Acoustic power meter APM-1


A device APM-1 and a comparative calorimetric method for measurement of acoustical power radiated and absorbed in a liquid at cavitation regime is presented. The device can be used for many scientific and technical requirements and provides high accuracy, simplicity and almost automatic measurements.

Main technical characteristics

Range of acoustic power 3 - 150 W Acoustic power meter APM-1
Temperature of a liquid 10 - 60°C
Relative measurement accuracy 3%
Frequency range 5 - 1000 kHz
Diameter of a horn 0-88 mm
Capacity of ultrasonic bath 0.2 - 2 litre (maximal capacity depends on acoustical power)
Time of measurement cycle 10 min
Electric power supply 220 V, 50 - 60 Hz
Overall dimensions: 
Calorimeter bath 200x220x220 mm
Supply block 150x160x250 mm


Measurement of acoustical power irradiated by a sound source and acoustical power absorbed in a volume of liquid at cavitation regime is an important problem that hasn't been solved till now though cavitation and is studied for many decades. These measurements are necessary if the efficiency of erosion, emulsification, sonochemical processes etc. is determined under action of ultrasound. Although some acoustic methods of acoustical power determination are known, they provide unreliable results at cavitation regime due to ambiguity of acoustic impedance of bubbly liquid (it ranges stochastically in two orders of magnitude!) etc. Measurement of absorbed acoustical power by a simple calorimetric method is characterized by very low and uncertain accuracy because of at least two reasons: principle difficulty in removing heat transfer through the horn and the walls of vessel; absence of methods for determination of difference between heat capacity of liquid and heat capacity of a system "vessel-liquid-horn-thermometer", this difference is important, though.

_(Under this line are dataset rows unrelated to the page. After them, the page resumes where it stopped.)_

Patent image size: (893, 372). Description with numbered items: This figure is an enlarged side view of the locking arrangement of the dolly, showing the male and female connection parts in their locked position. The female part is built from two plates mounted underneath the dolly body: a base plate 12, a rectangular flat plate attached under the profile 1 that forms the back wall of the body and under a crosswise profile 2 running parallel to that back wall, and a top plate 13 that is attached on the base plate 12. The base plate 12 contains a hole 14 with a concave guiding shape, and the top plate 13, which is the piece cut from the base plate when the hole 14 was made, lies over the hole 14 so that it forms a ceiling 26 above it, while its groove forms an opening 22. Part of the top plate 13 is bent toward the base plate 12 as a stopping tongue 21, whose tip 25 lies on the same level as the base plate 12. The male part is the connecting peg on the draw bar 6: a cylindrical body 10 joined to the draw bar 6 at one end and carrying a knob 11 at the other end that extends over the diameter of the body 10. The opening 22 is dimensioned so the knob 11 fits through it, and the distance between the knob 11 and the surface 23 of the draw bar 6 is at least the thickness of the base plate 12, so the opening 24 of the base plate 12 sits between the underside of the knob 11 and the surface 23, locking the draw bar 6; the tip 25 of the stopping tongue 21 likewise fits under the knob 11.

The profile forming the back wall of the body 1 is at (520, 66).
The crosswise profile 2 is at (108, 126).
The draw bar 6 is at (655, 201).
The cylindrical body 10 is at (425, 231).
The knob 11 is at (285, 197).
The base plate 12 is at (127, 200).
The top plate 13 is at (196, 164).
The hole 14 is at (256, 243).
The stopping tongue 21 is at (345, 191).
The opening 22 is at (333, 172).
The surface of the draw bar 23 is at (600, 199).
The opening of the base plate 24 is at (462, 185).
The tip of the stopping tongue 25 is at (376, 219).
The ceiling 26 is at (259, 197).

Only our comparative calorimetric method can be used for absolute (e.g. in Watts) determination of irradiated and absorbed acoustic power with high accuracy [1]. It is based on continuous registration of temperature T course in time t under the action of ultrasound source and a heater [2]. If the curves T(t) are very close, the heater power is considered as an equivalent to the acoustical power absorbed in liquid. In applying this method, one doesn't need knowing exactly the bubbly liquid impedance, the conversion coefficient of transducer, etc. Measurements can be carried out independently on type of source and sound frequency. In accord to this method, we developed the patented device acoustic power meter APM-1 that can measure absolutely (e.g. in Watts) the irradiated acoustical power and that one absorbed in a total volume of liquid at cavitation regime.

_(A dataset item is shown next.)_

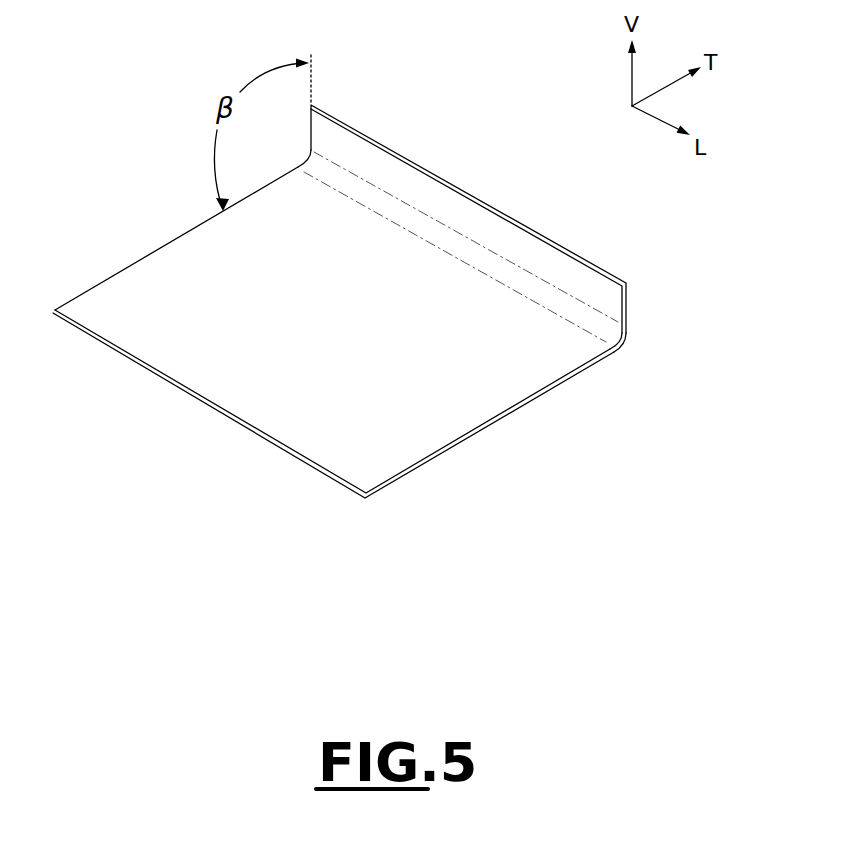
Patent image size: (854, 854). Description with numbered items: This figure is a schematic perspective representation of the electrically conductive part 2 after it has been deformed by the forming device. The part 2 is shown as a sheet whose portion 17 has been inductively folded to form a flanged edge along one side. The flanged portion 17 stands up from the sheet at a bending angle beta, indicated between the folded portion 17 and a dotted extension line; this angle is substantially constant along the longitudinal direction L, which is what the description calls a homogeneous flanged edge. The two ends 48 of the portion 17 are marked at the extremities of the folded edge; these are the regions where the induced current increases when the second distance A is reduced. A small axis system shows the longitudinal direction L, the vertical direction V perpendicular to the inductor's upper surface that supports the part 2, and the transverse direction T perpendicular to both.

We analyzed the dependence of acoustic power on geometry of a vessel, volume of liquid and depth of horn submergence. At developed cavitation, absorbed and irradiated acoustical power do not depend on volume of liquid and geometry of a vessel if cavitation cloud and irradiating surface are unchangeable. The power depends very weekly on increasing of the irradiating surface at horn submergence or at increasing of level of liquid in ultrasound bath (if irradiators are on the bottom only). We also revealed experimental conditions when practically whole irradiated acoustical power is absorbed by bubbly liquid, and we can measure both absorbed and also the whole irradiated acoustical power.

These results can be used, for example, at calibration of ultrasound equipment, for scientific investigations of cavitation processes etc.

  1. M. A. Margulis, A. N. Maltsev. Russ. J. Phys. Chem., v.43, p.1055, 1969.
  2. M. A. Margulis. Sonochemistry and Cavitation. London, Gordon & Breach, 543 pp., 1996.